A prescindere dalla soluzione scelta, è importante prevedere un momento di riflessione corale sulle caratteristiche di questi piccoli corpi celesti, aiutandosi con immagini vere di asteroidi ottenute con le missioni spaziali, sulla loro composizione (che può essere anche non uniforme) e sulle informazioni che possiamo ricavare.

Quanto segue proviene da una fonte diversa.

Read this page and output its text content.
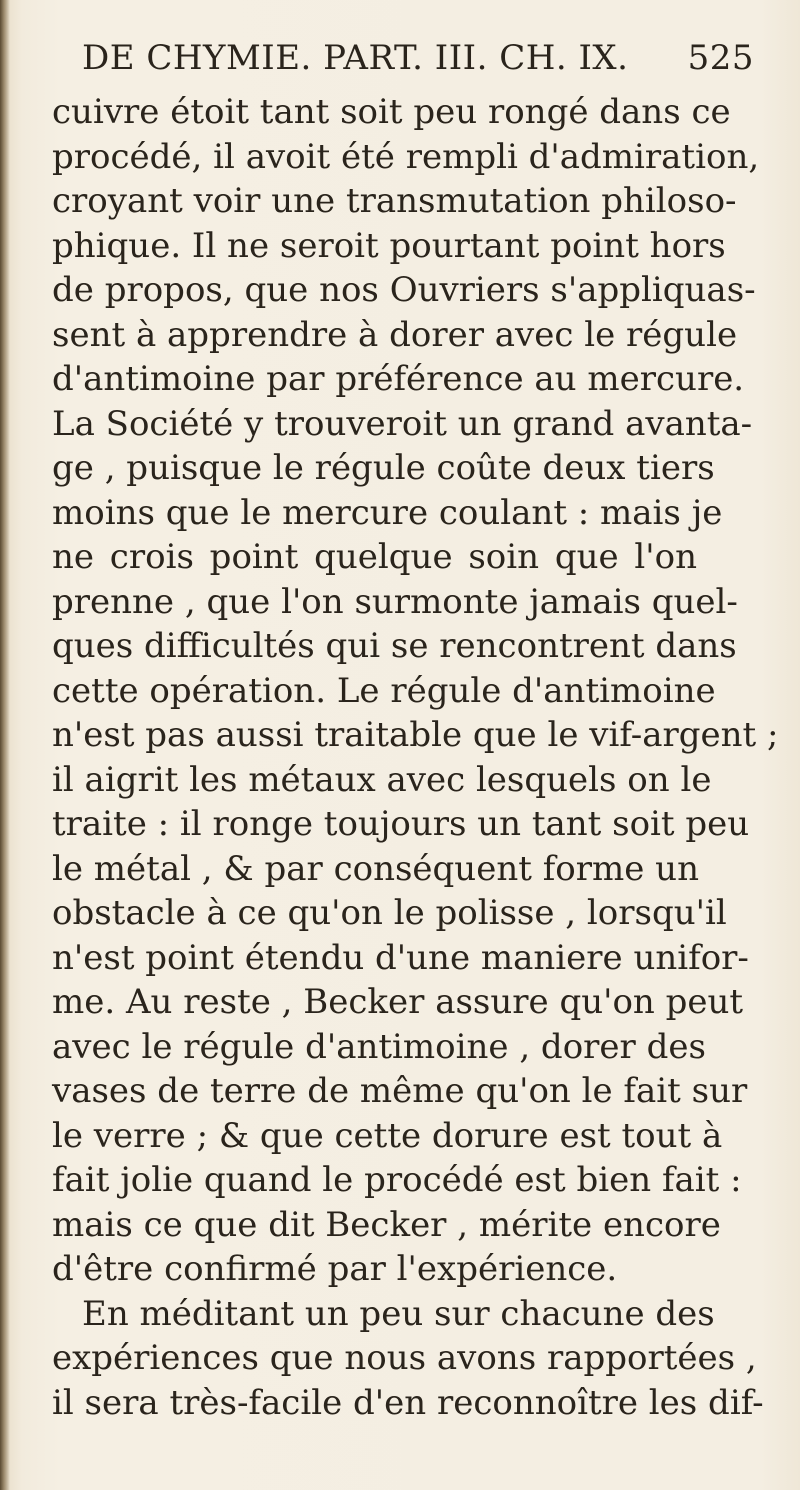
DE CHYMIE. PART. III. CH. IX. 525
cuivre étoit tant soit peu rongé dans ce
procédé, il avoit été rempli d'admiration,
croyant voir une transmutation philoso-
phique. Il ne seroit pourtant point hors
de propos, que nos Ouvriers s'appliquas-
sent à apprendre à dorer avec le régule
d'antimoine par préférence au mercure.
La Société y trouveroit un grand avanta-
ge , puisque le régule coûte deux tiers
moins que le mercure coulant : mais je
ne crois point quelque soin que l'on
prenne , que l'on surmonte jamais quel-
ques difficultés qui se rencontrent dans
cette opération. Le régule d'antimoine
n'est pas aussi traitable que le vif-argent ;
il aigrit les métaux avec lesquels on le
traite : il ronge toujours un tant soit peu
le métal , & par conséquent forme un
obstacle à ce qu'on le polisse , lorsqu'il
n'est point étendu d'une maniere unifor-
me. Au reste , Becker assure qu'on peut
avec le régule d'antimoine , dorer des
vases de terre de même qu'on le fait sur
le verre ; & que cette dorure est tout à
fait jolie quand le procédé est bien fait :
mais ce que dit Becker , mérite encore
d'être confirmé par l'expérience.
En méditant un peu sur chacune des
expériences que nous avons rapportées ,
il sera très-facile d'en reconnoître les dif-
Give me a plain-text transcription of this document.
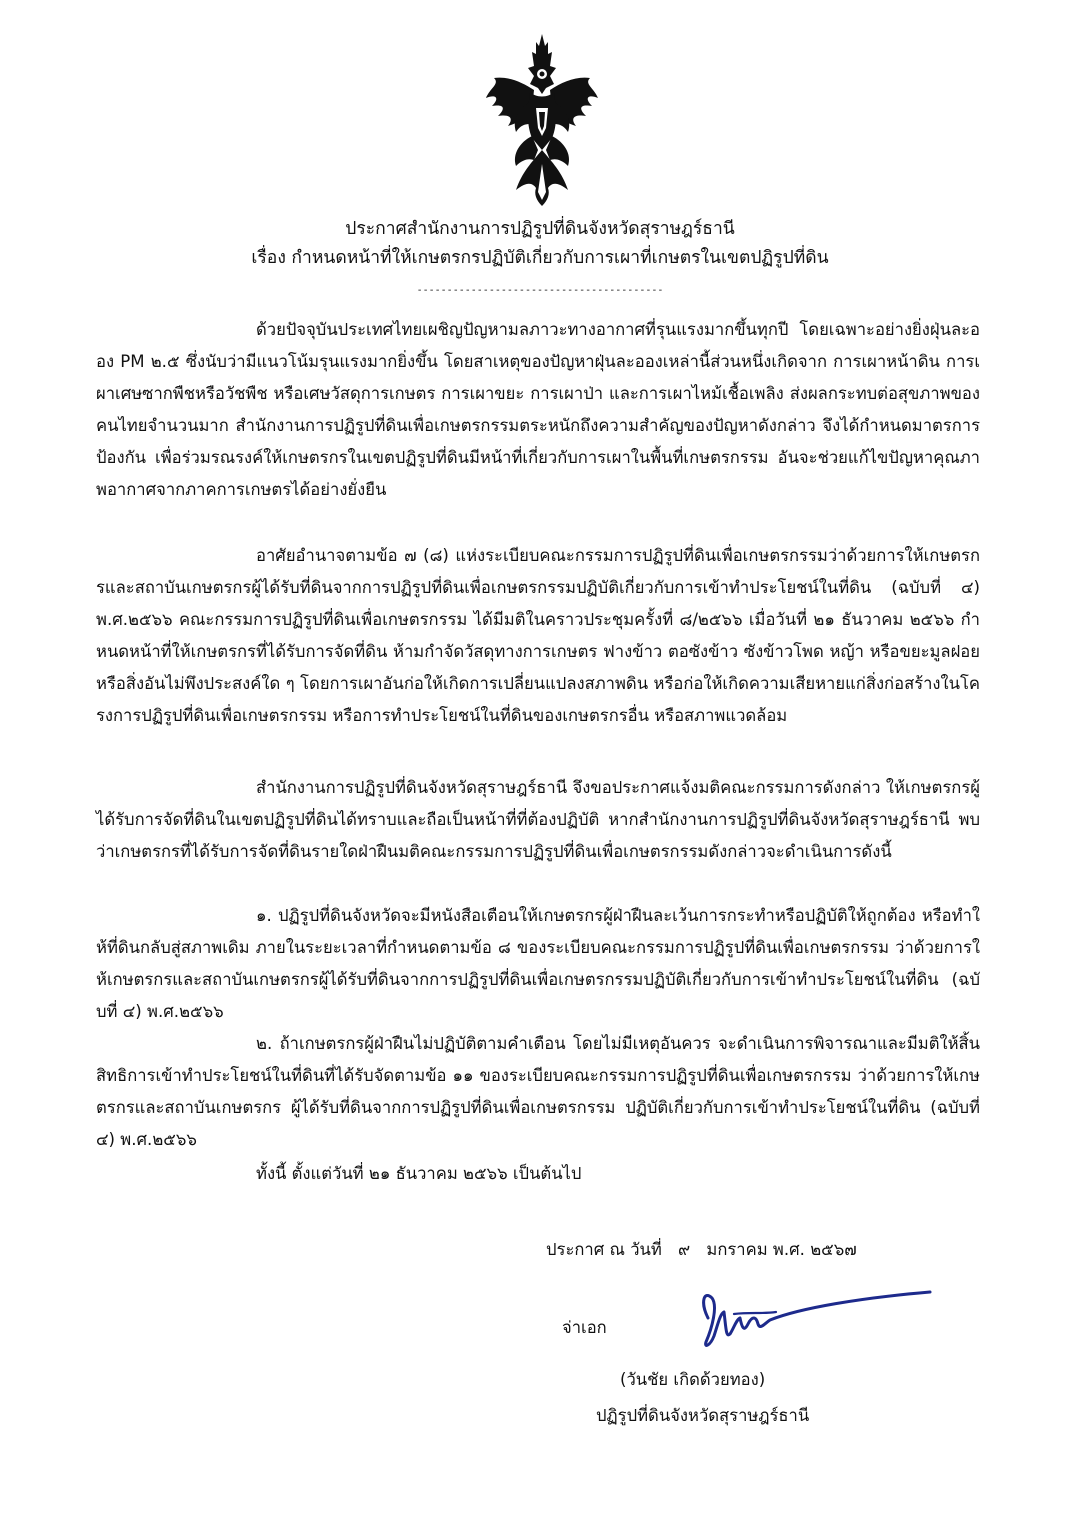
ประกาศสำนักงานการปฏิรูปที่ดินจังหวัดสุราษฎร์ธานี
เรื่อง กำหนดหน้าที่ให้เกษตรกรปฏิบัติเกี่ยวกับการเผาที่เกษตรในเขตปฏิรูปที่ดิน
-----------------------------------------
ด้วยปัจจุบันประเทศไทยเผชิญปัญหามลภาวะทางอากาศที่รุนแรงมากขึ้นทุกปี โดยเฉพาะอย่างยิ่งฝุ่นละออง PM ๒.๕ ซึ่งนับว่ามีแนวโน้มรุนแรงมากยิ่งขึ้น โดยสาเหตุของปัญหาฝุ่นละอองเหล่านี้ส่วนหนึ่งเกิดจาก การเผาหน้าดิน การเผาเศษซากพืชหรือวัชพืช หรือเศษวัสดุการเกษตร การเผาขยะ การเผาป่า และการเผาไหม้เชื้อเพลิง ส่งผลกระทบต่อสุขภาพของคนไทยจำนวนมาก สำนักงานการปฏิรูปที่ดินเพื่อเกษตรกรรมตระหนักถึงความสำคัญของปัญหาดังกล่าว จึงได้กำหนดมาตรการป้องกัน เพื่อร่วมรณรงค์ให้เกษตรกรในเขตปฏิรูปที่ดินมีหน้าที่เกี่ยวกับการเผาในพื้นที่เกษตรกรรม อันจะช่วยแก้ไขปัญหาคุณภาพอากาศจากภาคการเกษตรได้อย่างยั่งยืน
อาศัยอำนาจตามข้อ ๗ (๘) แห่งระเบียบคณะกรรมการปฏิรูปที่ดินเพื่อเกษตรกรรมว่าด้วยการให้เกษตรกรและสถาบันเกษตรกรผู้ได้รับที่ดินจากการปฏิรูปที่ดินเพื่อเกษตรกรรมปฏิบัติเกี่ยวกับการเข้าทำประโยชน์ในที่ดิน (ฉบับที่ ๔) พ.ศ.๒๕๖๖ คณะกรรมการปฏิรูปที่ดินเพื่อเกษตรกรรม ได้มีมติในคราวประชุมครั้งที่ ๘/๒๕๖๖ เมื่อวันที่ ๒๑ ธันวาคม ๒๕๖๖ กำหนดหน้าที่ให้เกษตรกรที่ได้รับการจัดที่ดิน ห้ามกำจัดวัสดุทางการเกษตร ฟางข้าว ตอซังข้าว ซังข้าวโพด หญ้า หรือขยะมูลฝอย หรือสิ่งอันไม่พึงประสงค์ใด ๆ โดยการเผาอันก่อให้เกิดการเปลี่ยนแปลงสภาพดิน หรือก่อให้เกิดความเสียหายแก่สิ่งก่อสร้างในโครงการปฏิรูปที่ดินเพื่อเกษตรกรรม หรือการทำประโยชน์ในที่ดินของเกษตรกรอื่น หรือสภาพแวดล้อม
สำนักงานการปฏิรูปที่ดินจังหวัดสุราษฎร์ธานี จึงขอประกาศแจ้งมติคณะกรรมการดังกล่าว ให้เกษตรกรผู้ได้รับการจัดที่ดินในเขตปฏิรูปที่ดินได้ทราบและถือเป็นหน้าที่ที่ต้องปฏิบัติ หากสำนักงานการปฏิรูปที่ดินจังหวัดสุราษฎร์ธานี พบว่าเกษตรกรที่ได้รับการจัดที่ดินรายใดฝ่าฝืนมติคณะกรรมการปฏิรูปที่ดินเพื่อเกษตรกรรมดังกล่าวจะดำเนินการดังนี้
๑. ปฏิรูปที่ดินจังหวัดจะมีหนังสือเตือนให้เกษตรกรผู้ฝ่าฝืนละเว้นการกระทำหรือปฏิบัติให้ถูกต้อง หรือทำให้ที่ดินกลับสู่สภาพเดิม ภายในระยะเวลาที่กำหนดตามข้อ ๘ ของระเบียบคณะกรรมการปฏิรูปที่ดินเพื่อเกษตรกรรม ว่าด้วยการให้เกษตรกรและสถาบันเกษตรกรผู้ได้รับที่ดินจากการปฏิรูปที่ดินเพื่อเกษตรกรรมปฏิบัติเกี่ยวกับการเข้าทำประโยชน์ในที่ดิน (ฉบับที่ ๔) พ.ศ.๒๕๖๖
๒. ถ้าเกษตรกรผู้ฝ่าฝืนไม่ปฏิบัติตามคำเตือน โดยไม่มีเหตุอันควร จะดำเนินการพิจารณาและมีมติให้สิ้นสิทธิการเข้าทำประโยชน์ในที่ดินที่ได้รับจัดตามข้อ ๑๑ ของระเบียบคณะกรรมการปฏิรูปที่ดินเพื่อเกษตรกรรม ว่าด้วยการให้เกษตรกรและสถาบันเกษตรกร ผู้ได้รับที่ดินจากการปฏิรูปที่ดินเพื่อเกษตรกรรม ปฏิบัติเกี่ยวกับการเข้าทำประโยชน์ในที่ดิน (ฉบับที่ ๔) พ.ศ.๒๕๖๖
ทั้งนี้ ตั้งแต่วันที่ ๒๑ ธันวาคม ๒๕๖๖ เป็นต้นไป
ประกาศ ณ วันที่ ๙ มกราคม พ.ศ. ๒๕๖๗
จ่าเอก
(วันชัย เกิดด้วยทอง)
ปฏิรูปที่ดินจังหวัดสุราษฎร์ธานี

Vedere l’invisibile: come costruire una camera a nebbia in classe
Come si possono vedere le particelle, come i raggi cosmici? Un metodo relativamente semplice consiste nel costruire una camera a nebbia, un rivelatore di particelle.
Semplificando, una camera a nebbia è una scatola trasparente ben chiusa, in cui all’interno c’è un gas trasparente sovrassaturo (vapore di alcol), a cui basta una piccola variazione delle condizioni per condensare. Il passaggio di una particella carica attraverso il gas causa la formazione di una scia visibile a occhio nudo, da cui è possibile ricostruire la direzione di arrivo della particella. Anche dallo spessore e dalla lunghezza della traccia è possibile ricavare caratteristiche della particella che ha attraversato la camera.
Unisciti a Prisma
PRISMA è Prima Rete Italiana per la Sorveglianza sistematica di Meteore e Atmosfera.
Il progetto prevede la realizzazione di una rete italiana di camere all-sky per l’osservazione di meteore brillanti (fireball e bolidi), per determinare le orbite degli oggetti che le provocano e delimitare le eventuali aree in cui recuperare le meteoriti arrivate al suolo. Al progetto partecipano ricercatori, Gruppi Astrofili e Osservatorî Astronomici e Meteorologici regionali e locali, ma possono partecipare anche le Scuole e i singoli cittadini.